Any one know a supplier for elastic or rubber vine ties?
Thanks


----------



## grapeman (Mar 8, 2014)

Orchard Valley Supply http://www.orchardvalleysupply.com/ovsstore/pc/Vine-Plant-Tying-Supplies-c23.htm
and Midwestern Vineyard Supply http://www.midwestvineyardsupply.com/ProductList.asp?categoryid=3&subcatid=55&cat=T%2DBand+Training+Bands&Type=False
both carry the rubber vine ties in a variety of sizes and weights.


----------



## srcorndog (Mar 8, 2014)

I have been using the plastic strips with the stapler it seems like it is girdeling my vines. 
Thanks for your help
Charlie
The Vineyard at Hominy Creek


----------



## srcorndog (Mar 8, 2014)

Sorry Grapeman what I'm looking for comes on a roll it is 1/8 inch in size you cut to fit. Pretty neat stuff it allows the vine to grow with out any girdeling.
Charlie


----------



## grapeman (Mar 9, 2014)

The same companies supply that material also. I figured you could look up exactly what you want from the link to the company.
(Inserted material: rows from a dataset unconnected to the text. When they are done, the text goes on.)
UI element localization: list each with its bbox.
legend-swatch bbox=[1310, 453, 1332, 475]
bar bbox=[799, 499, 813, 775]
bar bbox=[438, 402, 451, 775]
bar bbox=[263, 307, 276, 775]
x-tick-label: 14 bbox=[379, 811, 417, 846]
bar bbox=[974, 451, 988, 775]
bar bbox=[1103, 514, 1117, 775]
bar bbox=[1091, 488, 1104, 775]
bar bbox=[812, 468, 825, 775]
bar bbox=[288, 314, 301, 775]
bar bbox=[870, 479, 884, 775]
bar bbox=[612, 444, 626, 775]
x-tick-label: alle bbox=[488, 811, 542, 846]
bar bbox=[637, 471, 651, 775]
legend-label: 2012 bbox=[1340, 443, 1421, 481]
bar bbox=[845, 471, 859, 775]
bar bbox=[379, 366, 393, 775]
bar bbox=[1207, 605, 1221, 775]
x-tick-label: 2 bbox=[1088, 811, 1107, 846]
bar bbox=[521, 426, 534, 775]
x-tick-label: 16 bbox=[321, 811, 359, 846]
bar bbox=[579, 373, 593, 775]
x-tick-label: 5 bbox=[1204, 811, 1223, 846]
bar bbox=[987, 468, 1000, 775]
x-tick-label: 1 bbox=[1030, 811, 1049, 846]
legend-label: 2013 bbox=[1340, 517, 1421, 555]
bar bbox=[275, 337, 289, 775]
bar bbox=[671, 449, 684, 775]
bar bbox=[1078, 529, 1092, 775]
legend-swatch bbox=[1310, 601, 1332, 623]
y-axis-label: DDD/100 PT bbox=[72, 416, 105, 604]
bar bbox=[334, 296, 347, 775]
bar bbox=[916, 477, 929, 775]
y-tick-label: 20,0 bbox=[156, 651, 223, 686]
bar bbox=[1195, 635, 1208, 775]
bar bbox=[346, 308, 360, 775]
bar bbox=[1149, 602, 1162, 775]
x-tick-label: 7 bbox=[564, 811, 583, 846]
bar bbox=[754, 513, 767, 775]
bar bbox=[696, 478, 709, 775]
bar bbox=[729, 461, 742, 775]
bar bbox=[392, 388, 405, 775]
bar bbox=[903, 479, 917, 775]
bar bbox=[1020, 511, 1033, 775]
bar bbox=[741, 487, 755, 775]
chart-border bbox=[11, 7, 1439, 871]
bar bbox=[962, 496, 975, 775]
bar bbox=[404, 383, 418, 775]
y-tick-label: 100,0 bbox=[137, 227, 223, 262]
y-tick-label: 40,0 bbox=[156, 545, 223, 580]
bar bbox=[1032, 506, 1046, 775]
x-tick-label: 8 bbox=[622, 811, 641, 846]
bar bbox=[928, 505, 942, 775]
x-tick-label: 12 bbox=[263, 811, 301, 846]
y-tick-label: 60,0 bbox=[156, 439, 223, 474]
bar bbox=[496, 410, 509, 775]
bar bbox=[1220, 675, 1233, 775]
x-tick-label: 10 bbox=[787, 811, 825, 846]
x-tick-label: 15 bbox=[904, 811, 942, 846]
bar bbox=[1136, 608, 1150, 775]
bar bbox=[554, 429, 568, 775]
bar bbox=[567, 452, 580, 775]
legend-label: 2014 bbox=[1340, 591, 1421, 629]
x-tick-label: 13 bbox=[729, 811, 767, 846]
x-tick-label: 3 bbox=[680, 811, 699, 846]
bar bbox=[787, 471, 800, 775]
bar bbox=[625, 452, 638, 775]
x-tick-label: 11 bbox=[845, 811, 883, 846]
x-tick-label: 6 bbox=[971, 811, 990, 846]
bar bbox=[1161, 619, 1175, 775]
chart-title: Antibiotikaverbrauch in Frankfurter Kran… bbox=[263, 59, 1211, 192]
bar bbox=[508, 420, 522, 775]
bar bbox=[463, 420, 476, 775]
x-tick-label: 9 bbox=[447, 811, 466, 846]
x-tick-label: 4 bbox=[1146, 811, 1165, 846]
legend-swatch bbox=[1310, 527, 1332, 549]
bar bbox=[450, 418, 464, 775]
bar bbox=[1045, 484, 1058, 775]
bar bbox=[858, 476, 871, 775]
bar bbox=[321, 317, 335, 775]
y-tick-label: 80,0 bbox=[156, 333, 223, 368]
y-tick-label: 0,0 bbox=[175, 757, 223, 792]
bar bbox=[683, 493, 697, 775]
I believe you are referring to the Prothec ties or the following
http://www.orchardvalleysupply.com/ovsstore/pc/Prothec-Pliers-49p84.htm
http://www.orchardvalleysupply.com/ovsstore/pc/AgriFlex-Tube-Tie-c105.htm


----------



## srcorndog (Mar 9, 2014)

agri-flex tube ties this was what I was looking for it comes in 500 or 1000 feet.
Thanks Grapeman for your help.
I live in georgia and most suppliers for vineyard are in the north east or california make it costly to purchase metal line post or wire. I have become friends with Tractor supply only if they would start stocking vineyard line post.
Thanks again


----------